So, I'm through the process of learning how to perform variant calling and doing some reading/tutorials, etc. I'm using the "BWA-MEM -> Samtools mpileup" strategy to do so.
I figured that some people use bwa-mem with the -R option, which will add read group information to samples. But I did not get how useful that is in my case because some people also don't apply the -R option. Basically I´m analyzing plant organisms WGS data. The samples are all siblings derived from a crossing. It`s paired end data and my sample nomenclature follows the pattern:
SampleID_plateID_wellID_R1.fastq.gz
So, I arleady generated a VCF file containing all the identified SNPs. I ran BWA-MEM without the -R option. No warning was generated nor mpileup complained about anything. So, it's best for me to use the -R option or that wouldn't change much?
Thanks for the help.
It doesn't cost much to add a read-group and you might need it in the future...
Hi guys, thank you all for the answers. So I figured its better to add the read groups. I was reading some articles, including this one https://gatk.broadinstitute.org/hc/en-us/articles/360035890671?id=6472 but I didn`t get how does bwa-mem gets the information of lane/well/run of the samples and assign the groups. I believe this information is encoded in the FASTQ files, is that correct?
Some of this information is indeed in the Fastq hear for Illumina data. You can find an example here. Aligners don't get that information automatically though. You will need to specify it on your command line.
Please use
ADD COMMENT/ADD REPLY
when responding to existing posts to keep threads logically organized.Hi, @genomax I added the read group successfully. But something odd happened, my samples number kinda downed. It was supposed to be 295 but after adding the read group my samples number downed to 291. The program starts now like: "[mpileup] 291 samples in 295 input files".
my first thought would then be that your read group IDs are not unique among all samples (that is thus likely the reason why the number of samples decreased) and they are thus recognised as the same sample.
Double check if the read groups you added are all unique.

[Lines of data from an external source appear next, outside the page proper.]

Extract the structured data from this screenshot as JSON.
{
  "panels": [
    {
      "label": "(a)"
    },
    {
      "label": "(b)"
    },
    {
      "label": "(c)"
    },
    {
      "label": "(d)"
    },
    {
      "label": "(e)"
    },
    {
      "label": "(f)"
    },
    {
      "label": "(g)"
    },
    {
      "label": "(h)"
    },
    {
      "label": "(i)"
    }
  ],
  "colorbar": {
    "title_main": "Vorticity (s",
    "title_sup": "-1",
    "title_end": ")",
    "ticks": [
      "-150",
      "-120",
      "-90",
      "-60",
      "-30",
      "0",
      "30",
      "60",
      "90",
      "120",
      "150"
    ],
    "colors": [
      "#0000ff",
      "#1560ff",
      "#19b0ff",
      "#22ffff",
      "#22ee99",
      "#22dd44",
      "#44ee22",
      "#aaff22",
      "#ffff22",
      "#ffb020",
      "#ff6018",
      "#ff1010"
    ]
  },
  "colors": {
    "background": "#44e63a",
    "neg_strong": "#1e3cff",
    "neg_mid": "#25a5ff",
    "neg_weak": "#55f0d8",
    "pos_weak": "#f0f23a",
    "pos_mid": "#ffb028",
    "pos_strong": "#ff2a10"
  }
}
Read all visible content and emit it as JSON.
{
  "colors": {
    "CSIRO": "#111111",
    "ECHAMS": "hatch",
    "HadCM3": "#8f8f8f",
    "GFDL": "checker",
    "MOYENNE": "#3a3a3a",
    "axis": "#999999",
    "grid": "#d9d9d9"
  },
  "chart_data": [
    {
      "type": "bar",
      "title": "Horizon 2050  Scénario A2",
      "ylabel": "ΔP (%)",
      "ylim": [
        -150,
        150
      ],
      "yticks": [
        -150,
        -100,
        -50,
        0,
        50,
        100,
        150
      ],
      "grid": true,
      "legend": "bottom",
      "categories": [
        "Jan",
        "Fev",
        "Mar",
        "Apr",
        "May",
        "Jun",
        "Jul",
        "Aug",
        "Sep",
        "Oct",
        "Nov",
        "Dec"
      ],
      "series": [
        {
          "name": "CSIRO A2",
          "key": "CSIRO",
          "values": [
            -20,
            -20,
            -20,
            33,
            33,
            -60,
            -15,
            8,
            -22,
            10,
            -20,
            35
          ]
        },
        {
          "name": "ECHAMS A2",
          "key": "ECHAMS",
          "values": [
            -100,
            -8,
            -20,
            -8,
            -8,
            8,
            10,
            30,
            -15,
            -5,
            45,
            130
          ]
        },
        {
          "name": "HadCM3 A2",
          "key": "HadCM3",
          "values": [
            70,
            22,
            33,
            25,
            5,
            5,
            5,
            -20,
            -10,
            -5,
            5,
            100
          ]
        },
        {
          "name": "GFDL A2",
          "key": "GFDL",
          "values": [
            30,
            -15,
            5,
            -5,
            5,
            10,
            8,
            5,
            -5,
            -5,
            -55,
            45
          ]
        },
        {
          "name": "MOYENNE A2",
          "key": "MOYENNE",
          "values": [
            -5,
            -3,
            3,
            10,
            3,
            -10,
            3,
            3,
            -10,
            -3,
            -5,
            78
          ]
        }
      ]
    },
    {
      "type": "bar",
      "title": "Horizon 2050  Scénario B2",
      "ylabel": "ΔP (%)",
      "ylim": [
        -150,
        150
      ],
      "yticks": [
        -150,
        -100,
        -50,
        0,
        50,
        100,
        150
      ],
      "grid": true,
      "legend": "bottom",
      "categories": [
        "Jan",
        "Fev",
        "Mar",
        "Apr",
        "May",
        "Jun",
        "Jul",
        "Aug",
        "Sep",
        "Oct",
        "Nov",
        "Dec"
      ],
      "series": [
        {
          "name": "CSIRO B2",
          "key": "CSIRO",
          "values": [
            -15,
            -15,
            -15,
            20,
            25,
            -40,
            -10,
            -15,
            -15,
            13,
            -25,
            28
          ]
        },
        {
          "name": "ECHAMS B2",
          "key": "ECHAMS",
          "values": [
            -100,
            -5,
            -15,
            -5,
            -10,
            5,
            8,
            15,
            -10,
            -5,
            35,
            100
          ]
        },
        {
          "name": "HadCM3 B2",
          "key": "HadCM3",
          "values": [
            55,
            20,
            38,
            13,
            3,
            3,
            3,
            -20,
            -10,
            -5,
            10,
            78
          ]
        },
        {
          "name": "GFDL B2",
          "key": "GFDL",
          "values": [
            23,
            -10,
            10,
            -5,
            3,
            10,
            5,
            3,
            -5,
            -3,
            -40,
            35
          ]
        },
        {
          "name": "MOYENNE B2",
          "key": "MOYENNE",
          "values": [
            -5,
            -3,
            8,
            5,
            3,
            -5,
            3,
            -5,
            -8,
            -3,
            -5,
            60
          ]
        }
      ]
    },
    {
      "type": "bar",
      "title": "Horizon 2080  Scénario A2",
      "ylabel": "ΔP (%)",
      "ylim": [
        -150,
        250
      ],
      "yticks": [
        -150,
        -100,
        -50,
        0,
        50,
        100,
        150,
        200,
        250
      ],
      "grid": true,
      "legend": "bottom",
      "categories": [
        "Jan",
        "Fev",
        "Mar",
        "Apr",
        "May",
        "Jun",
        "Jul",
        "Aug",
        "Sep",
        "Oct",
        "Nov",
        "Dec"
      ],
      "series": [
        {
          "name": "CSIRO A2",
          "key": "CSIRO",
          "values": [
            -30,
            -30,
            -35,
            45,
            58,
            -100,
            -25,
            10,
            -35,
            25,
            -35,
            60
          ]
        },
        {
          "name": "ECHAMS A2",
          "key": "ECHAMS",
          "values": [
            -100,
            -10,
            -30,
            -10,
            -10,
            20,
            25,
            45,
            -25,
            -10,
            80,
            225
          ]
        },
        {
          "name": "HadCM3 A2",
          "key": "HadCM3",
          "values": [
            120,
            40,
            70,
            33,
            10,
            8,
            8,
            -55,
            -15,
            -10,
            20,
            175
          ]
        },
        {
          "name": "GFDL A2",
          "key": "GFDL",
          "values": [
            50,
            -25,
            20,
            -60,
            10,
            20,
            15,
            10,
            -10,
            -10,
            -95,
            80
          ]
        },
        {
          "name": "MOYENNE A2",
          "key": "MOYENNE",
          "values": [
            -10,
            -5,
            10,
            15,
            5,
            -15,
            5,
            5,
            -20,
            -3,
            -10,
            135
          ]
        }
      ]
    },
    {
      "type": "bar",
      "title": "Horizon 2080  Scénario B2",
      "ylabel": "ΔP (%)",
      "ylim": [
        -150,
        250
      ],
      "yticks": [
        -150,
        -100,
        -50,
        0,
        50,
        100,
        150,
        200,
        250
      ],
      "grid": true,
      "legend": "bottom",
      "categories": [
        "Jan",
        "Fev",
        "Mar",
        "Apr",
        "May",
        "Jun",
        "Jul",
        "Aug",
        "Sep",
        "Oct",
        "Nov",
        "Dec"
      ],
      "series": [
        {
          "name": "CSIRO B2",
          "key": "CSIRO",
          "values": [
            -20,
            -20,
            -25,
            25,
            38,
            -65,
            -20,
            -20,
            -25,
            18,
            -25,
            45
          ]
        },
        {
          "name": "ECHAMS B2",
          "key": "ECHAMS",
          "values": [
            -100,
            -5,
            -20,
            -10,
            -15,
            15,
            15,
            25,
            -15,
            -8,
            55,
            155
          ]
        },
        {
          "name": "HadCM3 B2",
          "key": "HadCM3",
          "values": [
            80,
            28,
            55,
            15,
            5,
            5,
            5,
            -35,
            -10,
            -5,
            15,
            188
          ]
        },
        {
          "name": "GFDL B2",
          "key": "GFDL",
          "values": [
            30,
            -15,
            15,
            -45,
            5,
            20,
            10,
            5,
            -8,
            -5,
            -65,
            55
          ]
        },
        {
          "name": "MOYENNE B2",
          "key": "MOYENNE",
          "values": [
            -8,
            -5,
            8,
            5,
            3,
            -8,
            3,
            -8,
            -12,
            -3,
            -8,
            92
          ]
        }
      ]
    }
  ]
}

Yes, I thought about that. I ran mpileup before for a smaller set of those samples and this shrinking in the number of samples didn't happened. I'm using a bash script to prospect the read group of those samples, which I got from this topic. The part where I read the .fastq file to get read group is:
hmm, if the header you extract is not unique (can't make this up from what you posted) , there is a real chance you read groups will also not be unique.

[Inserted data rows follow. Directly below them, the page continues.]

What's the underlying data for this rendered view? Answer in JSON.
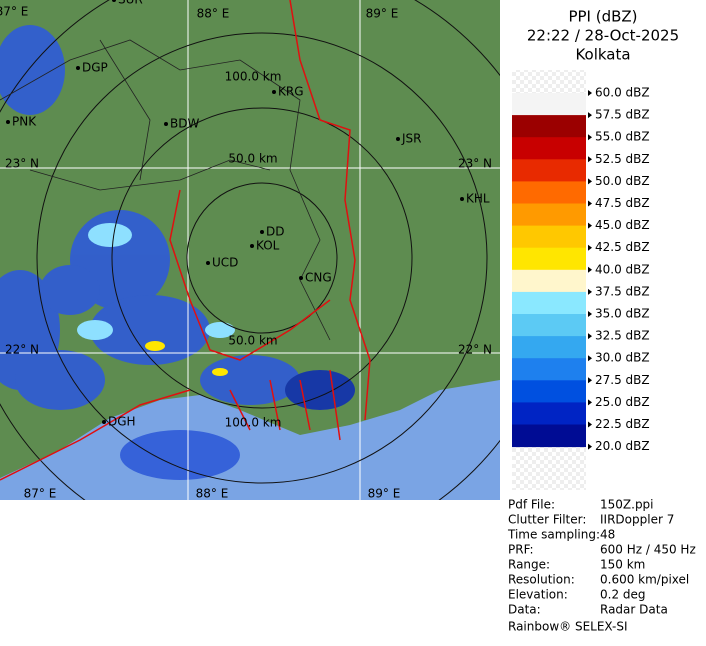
{
  "header": {
    "title": "PPI (dBZ)",
    "datetime": "22:22 / 28-Oct-2025",
    "site": "Kolkata"
  },
  "map": {
    "grid_labels": [
      "87° E",
      "88° E",
      "89° E",
      "23° N",
      "23° N",
      "22° N",
      "22° N",
      "87° E",
      "88° E",
      "89° E"
    ],
    "range_labels": [
      "100.0 km",
      "50.0 km",
      "50.0 km",
      "100.0 km"
    ],
    "cities": [
      "SUR",
      "DGP",
      "PNK",
      "BDW",
      "KRG",
      "JSR",
      "KHL",
      "DD",
      "KOL",
      "UCD",
      "CNG",
      "DGH"
    ]
  },
  "legend": {
    "labels": [
      "60.0 dBZ",
      "57.5 dBZ",
      "55.0 dBZ",
      "52.5 dBZ",
      "50.0 dBZ",
      "47.5 dBZ",
      "45.0 dBZ",
      "42.5 dBZ",
      "40.0 dBZ",
      "37.5 dBZ",
      "35.0 dBZ",
      "32.5 dBZ",
      "30.0 dBZ",
      "27.5 dBZ",
      "25.0 dBZ",
      "22.5 dBZ",
      "20.0 dBZ"
    ],
    "band_colors": [
      "#f4f4f4",
      "#9b0000",
      "#c80000",
      "#e82a00",
      "#ff6a00",
      "#ff9a00",
      "#ffc800",
      "#ffe600",
      "#fff6cc",
      "#8ae8ff",
      "#5ccaf4",
      "#34a8f0",
      "#1e80ee",
      "#0050e0",
      "#0024c4",
      "#000c94"
    ]
  },
  "info": {
    "rows": [
      [
        "Pdf File:",
        "150Z.ppi"
      ],
      [
        "Clutter Filter:",
        "IIRDoppler 7"
      ],
      [
        "Time sampling:",
        "48"
      ],
      [
        "PRF:",
        "600 Hz / 450 Hz"
      ],
      [
        "Range:",
        "150 km"
      ],
      [
        "Resolution:",
        "0.600 km/pixel"
      ],
      [
        "Elevation:",
        "0.2 deg"
      ],
      [
        "Data:",
        "Radar Data"
      ]
    ],
    "footer": "Rainbow® SELEX-SI"
  }
}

can you add more info so we can have a more detailed look at what's going on?
So, I did some digging on my raw reads and found 5 samples with the exact same read group naming. Since 5 samples are counting as 1 that explains the math of having "4 less samples" in the end.

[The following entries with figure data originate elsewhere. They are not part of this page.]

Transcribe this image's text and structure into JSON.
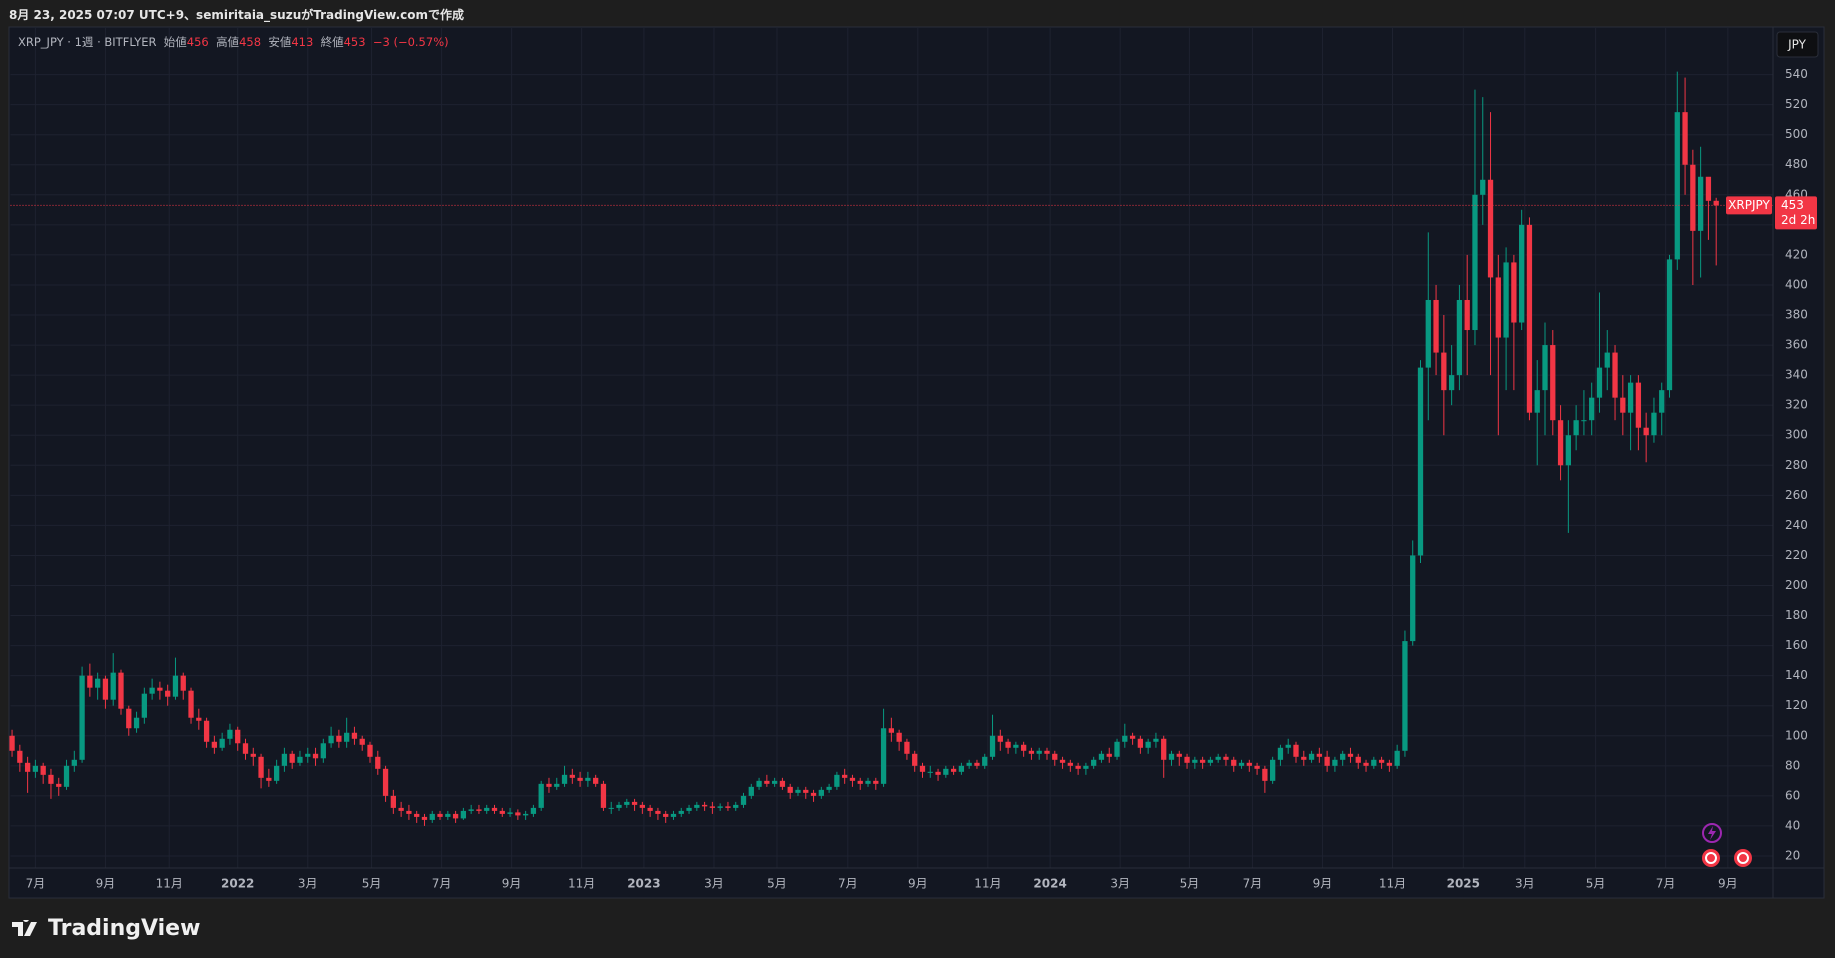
{
  "header": "8月 23, 2025 07:07 UTC+9、semiritaia_suzuがTradingView.comで作成",
  "brand": "TradingView",
  "currency": "JPY",
  "chart_data": {
    "type": "candlestick",
    "symbol": "XRP_JPY · 1週 · BITFLYER",
    "open_label": "始値",
    "high_label": "高値",
    "low_label": "安値",
    "close_label": "終値",
    "change": "−3 (−0.57%)",
    "price_label": "XRPJPY",
    "countdown": "2d 2h",
    "up_color": "#089981",
    "down_color": "#f23645",
    "grid": true,
    "open": [
      100,
      90,
      82,
      76,
      80,
      74,
      68,
      66,
      80,
      84,
      140,
      132,
      138,
      124,
      142,
      118,
      105,
      112,
      128,
      132,
      130,
      126,
      140,
      130,
      112,
      110,
      96,
      92,
      98,
      104,
      95,
      88,
      86,
      72,
      70,
      80,
      88,
      82,
      86,
      88,
      85,
      95,
      100,
      96,
      102,
      98,
      94,
      86,
      78,
      60,
      52,
      50,
      48,
      46,
      44,
      48,
      46,
      48,
      45,
      50,
      51,
      50,
      52,
      50,
      48,
      49,
      47,
      48,
      52,
      68,
      66,
      68,
      74,
      72,
      70,
      72,
      68,
      52,
      52,
      54,
      56,
      54,
      52,
      50,
      48,
      46,
      48,
      50,
      52,
      54,
      53,
      52,
      53,
      52,
      54,
      60,
      66,
      70,
      68,
      70,
      66,
      62,
      64,
      62,
      60,
      64,
      66,
      74,
      72,
      70,
      68,
      70,
      68,
      105,
      102,
      96,
      88,
      80,
      76,
      76,
      74,
      78,
      76,
      80,
      82,
      80,
      86,
      100,
      96,
      92,
      94,
      90,
      88,
      90,
      88,
      84,
      82,
      80,
      78,
      80,
      84,
      88,
      86,
      96,
      100,
      98,
      92,
      96,
      98,
      84,
      88,
      86,
      82,
      84,
      82,
      84,
      86,
      84,
      80,
      82,
      80,
      78,
      70,
      84,
      92,
      94,
      86,
      84,
      88,
      86,
      80,
      84,
      88,
      86,
      82,
      80,
      84,
      82,
      80,
      90,
      163,
      220,
      345,
      390,
      355,
      330,
      340,
      390,
      370,
      460,
      470,
      405,
      365,
      415,
      375,
      440,
      315,
      330,
      360,
      310,
      280,
      300,
      310,
      310,
      325,
      345,
      355,
      325,
      315,
      335,
      305,
      300,
      315,
      330,
      417,
      515,
      480,
      436,
      472,
      456
    ],
    "high": [
      104,
      94,
      86,
      84,
      82,
      78,
      72,
      84,
      90,
      146,
      148,
      142,
      140,
      155,
      144,
      120,
      116,
      132,
      138,
      136,
      134,
      152,
      142,
      132,
      118,
      112,
      100,
      102,
      108,
      106,
      98,
      92,
      88,
      78,
      84,
      92,
      90,
      90,
      92,
      92,
      98,
      106,
      104,
      112,
      106,
      100,
      96,
      90,
      80,
      64,
      56,
      54,
      50,
      48,
      50,
      50,
      50,
      50,
      52,
      54,
      54,
      54,
      54,
      52,
      52,
      51,
      50,
      54,
      70,
      72,
      72,
      80,
      78,
      76,
      76,
      74,
      70,
      56,
      56,
      58,
      58,
      56,
      54,
      52,
      50,
      50,
      52,
      54,
      56,
      56,
      56,
      55,
      56,
      56,
      62,
      68,
      72,
      74,
      72,
      72,
      68,
      66,
      66,
      64,
      66,
      68,
      76,
      78,
      74,
      72,
      72,
      72,
      118,
      112,
      104,
      98,
      90,
      82,
      80,
      78,
      80,
      80,
      82,
      84,
      84,
      88,
      114,
      104,
      98,
      96,
      96,
      92,
      92,
      92,
      90,
      86,
      84,
      82,
      82,
      86,
      90,
      92,
      98,
      108,
      102,
      100,
      98,
      102,
      100,
      90,
      90,
      88,
      86,
      86,
      86,
      88,
      88,
      86,
      84,
      84,
      82,
      80,
      86,
      94,
      98,
      96,
      90,
      90,
      92,
      90,
      86,
      90,
      92,
      88,
      84,
      86,
      86,
      84,
      94,
      170,
      230,
      350,
      435,
      400,
      380,
      360,
      400,
      420,
      530,
      525,
      515,
      420,
      425,
      420,
      450,
      445,
      350,
      375,
      370,
      320,
      310,
      320,
      330,
      335,
      395,
      370,
      360,
      340,
      340,
      340,
      315,
      325,
      335,
      420,
      542,
      538,
      490,
      492,
      470,
      458
    ],
    "low": [
      86,
      76,
      62,
      72,
      68,
      58,
      60,
      64,
      76,
      82,
      126,
      124,
      118,
      120,
      114,
      100,
      102,
      108,
      124,
      124,
      120,
      124,
      124,
      108,
      104,
      92,
      88,
      90,
      94,
      90,
      84,
      80,
      65,
      66,
      68,
      76,
      78,
      80,
      82,
      80,
      82,
      92,
      92,
      92,
      94,
      90,
      82,
      74,
      56,
      48,
      46,
      44,
      42,
      40,
      42,
      44,
      44,
      42,
      44,
      48,
      48,
      48,
      48,
      46,
      46,
      44,
      44,
      46,
      50,
      62,
      64,
      66,
      68,
      66,
      66,
      66,
      50,
      48,
      50,
      52,
      50,
      48,
      46,
      44,
      42,
      44,
      46,
      48,
      50,
      50,
      48,
      50,
      50,
      50,
      52,
      58,
      64,
      66,
      66,
      64,
      58,
      60,
      58,
      56,
      58,
      62,
      64,
      68,
      66,
      64,
      66,
      64,
      66,
      96,
      90,
      84,
      76,
      72,
      72,
      70,
      72,
      74,
      74,
      78,
      78,
      78,
      84,
      90,
      88,
      88,
      86,
      84,
      84,
      84,
      80,
      78,
      76,
      74,
      74,
      78,
      82,
      82,
      84,
      92,
      94,
      88,
      88,
      92,
      72,
      80,
      80,
      78,
      78,
      78,
      80,
      82,
      80,
      76,
      78,
      76,
      74,
      62,
      68,
      80,
      88,
      82,
      80,
      82,
      82,
      76,
      76,
      80,
      82,
      78,
      76,
      78,
      78,
      76,
      78,
      86,
      160,
      215,
      310,
      340,
      300,
      320,
      330,
      340,
      360,
      440,
      340,
      300,
      330,
      330,
      370,
      310,
      280,
      300,
      300,
      270,
      235,
      290,
      300,
      300,
      315,
      330,
      310,
      300,
      290,
      290,
      282,
      295,
      300,
      325,
      410,
      460,
      400,
      405,
      430,
      413
    ],
    "close": [
      90,
      82,
      76,
      80,
      74,
      68,
      66,
      80,
      84,
      140,
      132,
      138,
      124,
      142,
      118,
      105,
      112,
      128,
      132,
      130,
      126,
      140,
      130,
      112,
      110,
      96,
      92,
      98,
      104,
      95,
      88,
      86,
      72,
      70,
      80,
      88,
      82,
      86,
      88,
      85,
      95,
      100,
      96,
      102,
      98,
      94,
      86,
      78,
      60,
      52,
      50,
      48,
      46,
      44,
      48,
      46,
      48,
      45,
      50,
      51,
      50,
      52,
      50,
      48,
      49,
      47,
      48,
      52,
      68,
      66,
      68,
      74,
      72,
      70,
      72,
      68,
      52,
      52,
      54,
      56,
      54,
      52,
      50,
      48,
      46,
      48,
      50,
      52,
      54,
      53,
      52,
      53,
      52,
      54,
      60,
      66,
      70,
      68,
      70,
      66,
      62,
      64,
      62,
      60,
      64,
      66,
      74,
      72,
      70,
      68,
      70,
      68,
      105,
      102,
      96,
      88,
      80,
      76,
      76,
      74,
      78,
      76,
      80,
      82,
      80,
      86,
      100,
      96,
      92,
      94,
      90,
      88,
      90,
      88,
      84,
      82,
      80,
      78,
      80,
      84,
      88,
      86,
      96,
      100,
      98,
      92,
      96,
      98,
      84,
      88,
      86,
      82,
      84,
      82,
      84,
      86,
      84,
      80,
      82,
      80,
      78,
      70,
      84,
      92,
      94,
      86,
      84,
      88,
      86,
      80,
      84,
      88,
      86,
      82,
      80,
      84,
      82,
      80,
      90,
      163,
      220,
      345,
      390,
      355,
      330,
      340,
      390,
      370,
      460,
      470,
      405,
      365,
      415,
      375,
      440,
      315,
      330,
      360,
      310,
      280,
      300,
      310,
      310,
      325,
      345,
      355,
      325,
      315,
      335,
      305,
      300,
      315,
      330,
      417,
      515,
      480,
      436,
      472,
      456,
      453
    ],
    "xlim": [
      -0.2,
      226.3
    ],
    "xticks": [
      {
        "value": 3,
        "label": "7月"
      },
      {
        "value": 12,
        "label": "9月"
      },
      {
        "value": 20.2,
        "label": "11月"
      },
      {
        "value": 29,
        "label": "2022"
      },
      {
        "value": 38,
        "label": "3月"
      },
      {
        "value": 46.2,
        "label": "5月"
      },
      {
        "value": 55.2,
        "label": "7月"
      },
      {
        "value": 64.2,
        "label": "9月"
      },
      {
        "value": 73.2,
        "label": "11月"
      },
      {
        "value": 81.2,
        "label": "2023"
      },
      {
        "value": 90.2,
        "label": "3月"
      },
      {
        "value": 98.3,
        "label": "5月"
      },
      {
        "value": 107.4,
        "label": "7月"
      },
      {
        "value": 116.4,
        "label": "9月"
      },
      {
        "value": 125.4,
        "label": "11月"
      },
      {
        "value": 133.4,
        "label": "2024"
      },
      {
        "value": 142.4,
        "label": "3月"
      },
      {
        "value": 151.3,
        "label": "5月"
      },
      {
        "value": 159.4,
        "label": "7月"
      },
      {
        "value": 168.4,
        "label": "9月"
      },
      {
        "value": 177.4,
        "label": "11月"
      },
      {
        "value": 186.5,
        "label": "2025"
      },
      {
        "value": 194.4,
        "label": "3月"
      },
      {
        "value": 203.5,
        "label": "5月"
      },
      {
        "value": 212.5,
        "label": "7月"
      },
      {
        "value": 220.5,
        "label": "9月"
      }
    ],
    "ylim": [
      12,
      571
    ],
    "yticks": [
      20,
      40,
      60,
      80,
      100,
      120,
      140,
      160,
      180,
      200,
      220,
      240,
      260,
      280,
      300,
      320,
      340,
      360,
      380,
      400,
      420,
      440,
      460,
      480,
      500,
      520,
      540
    ]
  }
}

I know they came from different individuals because there is a table with the code names for each archive/sample. So, what is the technical explanation for that? Why would my sequence provider do such thing?
that we can't say for you I'm afraid ... the only one that can answer that is your sequence provider ;-)
perhaps they did some technical replicates because the initial yield was not enough?
Sequence providers generally pass names of samples along as submitted. Is it possible that same sample may have been run multiple times (for whatever reason)? If you know for sure that samples came from different individuals then you would want to account for that by changing the names accordingly.